Variant summary: The VHL c.499C>T (p.Arg167Trp) variant located in the alpha domain (via InterPro) involves the alteration of a conserved nucleotide and 5/5 in silico tools predict a damaging outcome. This variant was found in 1/121114 control chromosomes at a frequency of 0.0000083, which does not exceed the estimated maximal expected allele frequency of a pathogenic VHL variant (0.0000208). Multiple publications have cited the variant in affected individuals ranging in phenotypes from VHL, renal carcinoma, hemangioblastoma and pheochromocytoma. Functional study, Schoenfield_2000, indicates the variant disrupts the elongin binding capability to VHL, a function that is essential for the tumor suppressor function of VHL. In addition, multiple clinical diagnostic laboratories/reputable databases classified this variant as pathogenic. Taken together, this variant is classified as pathogenic.

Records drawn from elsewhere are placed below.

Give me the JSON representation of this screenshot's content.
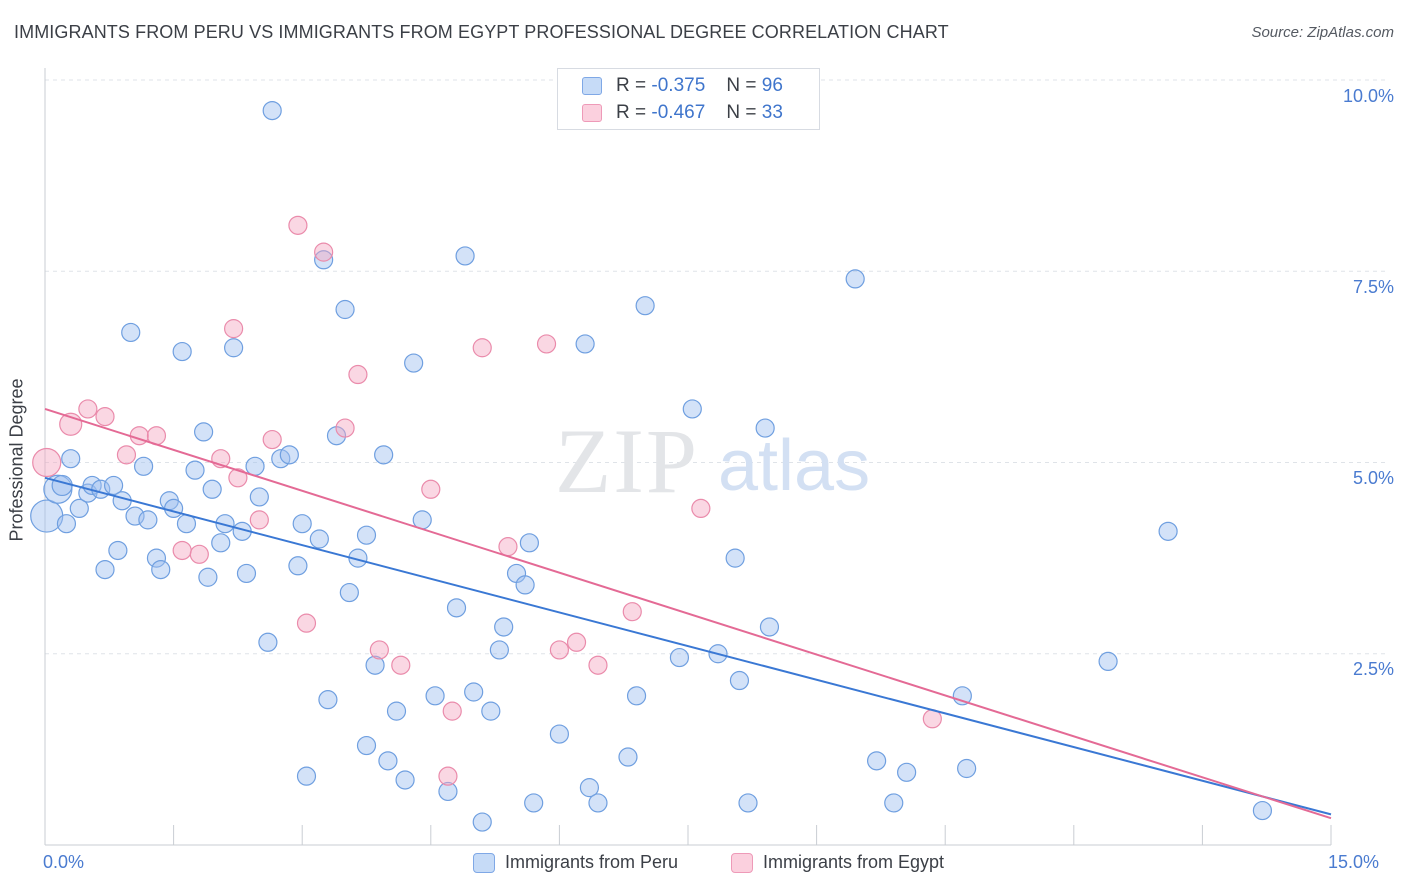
{
  "title": "IMMIGRANTS FROM PERU VS IMMIGRANTS FROM EGYPT PROFESSIONAL DEGREE CORRELATION CHART",
  "source": "Source: ZipAtlas.com",
  "watermark": {
    "zip": "ZIP",
    "atlas": "atlas"
  },
  "stats": [
    {
      "r_label": "R =",
      "r_value": "-0.375",
      "n_label": "N =",
      "n_value": "96",
      "color": "#9dbff0"
    },
    {
      "r_label": "R =",
      "r_value": "-0.467",
      "n_label": "N =",
      "n_value": "33",
      "color": "#f3a7c0"
    }
  ],
  "legend": [
    {
      "label": "Immigrants from Peru",
      "color": "#9dbff0"
    },
    {
      "label": "Immigrants from Egypt",
      "color": "#f3a7c0"
    }
  ],
  "chart_data": {
    "type": "scatter",
    "ylabel": "Professional Degree",
    "xlim": [
      0,
      15
    ],
    "ylim": [
      0,
      10.5
    ],
    "x_tick_labels": {
      "left": "0.0%",
      "right": "15.0%"
    },
    "y_ticks": [
      {
        "value": 10,
        "label": "10.0%"
      },
      {
        "value": 7.5,
        "label": "7.5%"
      },
      {
        "value": 5,
        "label": "5.0%"
      },
      {
        "value": 2.5,
        "label": "2.5%"
      }
    ],
    "grid": true,
    "series": [
      {
        "name": "Immigrants from Peru",
        "color": "#9dbff0",
        "stroke": "#6f9fe0",
        "trend_color": "#3a78d4",
        "trend": [
          [
            0,
            4.8
          ],
          [
            15,
            0.4
          ]
        ],
        "points": [
          [
            0.02,
            4.3,
            16
          ],
          [
            0.15,
            4.65,
            14
          ],
          [
            0.2,
            4.7,
            10
          ],
          [
            0.25,
            4.2,
            9
          ],
          [
            0.3,
            5.05,
            9
          ],
          [
            0.4,
            4.4,
            9
          ],
          [
            0.5,
            4.6,
            9
          ],
          [
            0.55,
            4.7,
            9
          ],
          [
            0.65,
            4.65,
            9
          ],
          [
            0.7,
            3.6,
            9
          ],
          [
            0.8,
            4.7,
            9
          ],
          [
            0.85,
            3.85,
            9
          ],
          [
            0.9,
            4.5,
            9
          ],
          [
            1.0,
            6.7,
            9
          ],
          [
            1.05,
            4.3,
            9
          ],
          [
            1.15,
            4.95,
            9
          ],
          [
            1.2,
            4.25,
            9
          ],
          [
            1.3,
            3.75,
            9
          ],
          [
            1.35,
            3.6,
            9
          ],
          [
            1.45,
            4.5,
            9
          ],
          [
            1.5,
            4.4,
            9
          ],
          [
            1.6,
            6.45,
            9
          ],
          [
            1.65,
            4.2,
            9
          ],
          [
            1.75,
            4.9,
            9
          ],
          [
            1.85,
            5.4,
            9
          ],
          [
            1.9,
            3.5,
            9
          ],
          [
            1.95,
            4.65,
            9
          ],
          [
            2.05,
            3.95,
            9
          ],
          [
            2.1,
            4.2,
            9
          ],
          [
            2.2,
            6.5,
            9
          ],
          [
            2.3,
            4.1,
            9
          ],
          [
            2.35,
            3.55,
            9
          ],
          [
            2.45,
            4.95,
            9
          ],
          [
            2.5,
            4.55,
            9
          ],
          [
            2.6,
            2.65,
            9
          ],
          [
            2.65,
            9.6,
            9
          ],
          [
            2.75,
            5.05,
            9
          ],
          [
            2.85,
            5.1,
            9
          ],
          [
            2.95,
            3.65,
            9
          ],
          [
            3.0,
            4.2,
            9
          ],
          [
            3.05,
            0.9,
            9
          ],
          [
            3.2,
            4.0,
            9
          ],
          [
            3.25,
            7.65,
            9
          ],
          [
            3.3,
            1.9,
            9
          ],
          [
            3.4,
            5.35,
            9
          ],
          [
            3.5,
            7.0,
            9
          ],
          [
            3.55,
            3.3,
            9
          ],
          [
            3.65,
            3.75,
            9
          ],
          [
            3.75,
            1.3,
            9
          ],
          [
            3.75,
            4.05,
            9
          ],
          [
            3.85,
            2.35,
            9
          ],
          [
            3.95,
            5.1,
            9
          ],
          [
            4.0,
            1.1,
            9
          ],
          [
            4.1,
            1.75,
            9
          ],
          [
            4.2,
            0.85,
            9
          ],
          [
            4.3,
            6.3,
            9
          ],
          [
            4.4,
            4.25,
            9
          ],
          [
            4.55,
            1.95,
            9
          ],
          [
            4.7,
            0.7,
            9
          ],
          [
            4.8,
            3.1,
            9
          ],
          [
            4.9,
            7.7,
            9
          ],
          [
            5.0,
            2.0,
            9
          ],
          [
            5.1,
            0.3,
            9
          ],
          [
            5.2,
            1.75,
            9
          ],
          [
            5.3,
            2.55,
            9
          ],
          [
            5.35,
            2.85,
            9
          ],
          [
            5.5,
            3.55,
            9
          ],
          [
            5.6,
            3.4,
            9
          ],
          [
            5.65,
            3.95,
            9
          ],
          [
            5.7,
            0.55,
            9
          ],
          [
            6.0,
            1.45,
            9
          ],
          [
            6.1,
            9.95,
            9
          ],
          [
            6.3,
            6.55,
            9
          ],
          [
            6.35,
            0.75,
            9
          ],
          [
            6.45,
            0.55,
            9
          ],
          [
            6.8,
            1.15,
            9
          ],
          [
            6.9,
            1.95,
            9
          ],
          [
            7.0,
            7.05,
            9
          ],
          [
            7.4,
            2.45,
            9
          ],
          [
            7.55,
            5.7,
            9
          ],
          [
            7.85,
            2.5,
            9
          ],
          [
            8.05,
            3.75,
            9
          ],
          [
            8.1,
            2.15,
            9
          ],
          [
            8.2,
            0.55,
            9
          ],
          [
            8.4,
            5.45,
            9
          ],
          [
            8.45,
            2.85,
            9
          ],
          [
            9.45,
            7.4,
            9
          ],
          [
            9.7,
            1.1,
            9
          ],
          [
            9.9,
            0.55,
            9
          ],
          [
            10.05,
            0.95,
            9
          ],
          [
            10.7,
            1.95,
            9
          ],
          [
            10.75,
            1.0,
            9
          ],
          [
            12.4,
            2.4,
            9
          ],
          [
            13.1,
            4.1,
            9
          ],
          [
            14.2,
            0.45,
            9
          ]
        ]
      },
      {
        "name": "Immigrants from Egypt",
        "color": "#f3a7c0",
        "stroke": "#ea8bab",
        "trend_color": "#e46a95",
        "trend": [
          [
            0,
            5.7
          ],
          [
            15,
            0.35
          ]
        ],
        "points": [
          [
            0.02,
            5.0,
            14
          ],
          [
            0.3,
            5.5,
            11
          ],
          [
            0.5,
            5.7,
            9
          ],
          [
            0.7,
            5.6,
            9
          ],
          [
            0.95,
            5.1,
            9
          ],
          [
            1.1,
            5.35,
            9
          ],
          [
            1.3,
            5.35,
            9
          ],
          [
            1.6,
            3.85,
            9
          ],
          [
            1.8,
            3.8,
            9
          ],
          [
            2.05,
            5.05,
            9
          ],
          [
            2.2,
            6.75,
            9
          ],
          [
            2.25,
            4.8,
            9
          ],
          [
            2.5,
            4.25,
            9
          ],
          [
            2.65,
            5.3,
            9
          ],
          [
            2.95,
            8.1,
            9
          ],
          [
            3.05,
            2.9,
            9
          ],
          [
            3.25,
            7.75,
            9
          ],
          [
            3.5,
            5.45,
            9
          ],
          [
            3.65,
            6.15,
            9
          ],
          [
            3.9,
            2.55,
            9
          ],
          [
            4.15,
            2.35,
            9
          ],
          [
            4.5,
            4.65,
            9
          ],
          [
            4.7,
            0.9,
            9
          ],
          [
            4.75,
            1.75,
            9
          ],
          [
            5.1,
            6.5,
            9
          ],
          [
            5.4,
            3.9,
            9
          ],
          [
            5.85,
            6.55,
            9
          ],
          [
            6.0,
            2.55,
            9
          ],
          [
            6.2,
            2.65,
            9
          ],
          [
            6.45,
            2.35,
            9
          ],
          [
            6.85,
            3.05,
            9
          ],
          [
            7.65,
            4.4,
            9
          ],
          [
            10.35,
            1.65,
            9
          ]
        ]
      }
    ]
  }
}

The p.R167W pathogenic mutation (also known as c.499C>T), located in coding exon 3 of the VHL gene, results from a C to T substitution at nucleotide position 499. The arginine at codon 167 is replaced by tryptophan, an amino acid with dissimilar properties. The p.R167W mutation has been reported in multiple patients and families with von Hippel-Lindau (VHL) syndrome (Babinska A et al. Neuro Endocrinol. Lett. 2015 Dec;36:517-20; Vikkath N et al. Fam. Cancer. 2015 Dec;14:585-94; Lee JS et al. BMC Med. Genet. 2016 Jul;17:48; Pandit R et al. Eur. J. Endocrinol. 2016 Oct;175(4):311-23; Chew WHW et al. Mol Genet Genomic Med. 2017 Sep;5(5):602-607) and is considered one of the most common mutations in the VHL gene. Available evidence suggests that germline mutations at codon 167 convey an increased risk for developing pheochromocytoma (Crossey PA et al. Hum. Mol. Genet. 1994 Aug;3:1303-8; Chen F et al. Hum. Mut. 1995;5:66-75; Zbar B et al. Hum. Mutat. 1996;8:348-57; Olschwang S et al. Hum. Mut. 1998;12:424-30; Fishbein L et al. Ann. Surg. Oncol. 2013 May;20:1444-50). In one study of sporadic versus hereditary pancreatic islet cell tumors (ICTs), ICTs were found in 7 of 15 individuals (47%) with this mutation. In contrast, ICTs were found in only 1% of individuals with the p.Y98H founder mutation, suggesting an increased risk for ICTs in carriers of the p.R167W mutation (Erlic Z et al. Endocr. Relat. Cancer. 2010 Oct;17:875-83). The p.R167W mutation has been shown in transfection assays to prevent elongin-mediated stabilization of the VHL protein (Schoenfeld AR et al. Proc. Natl. Acad. Sci .USA. 2000 Jul;97:8507-12). Of note, this mutation is also designated as p.R238W (c.712C>T) in published literature. Based on the available evidence, this alteration is classified as a pathogenic mutation.

This variant has been previously reported as disease-causing and was found twice in our study in patients with pheochromocytoma and family history of VHL.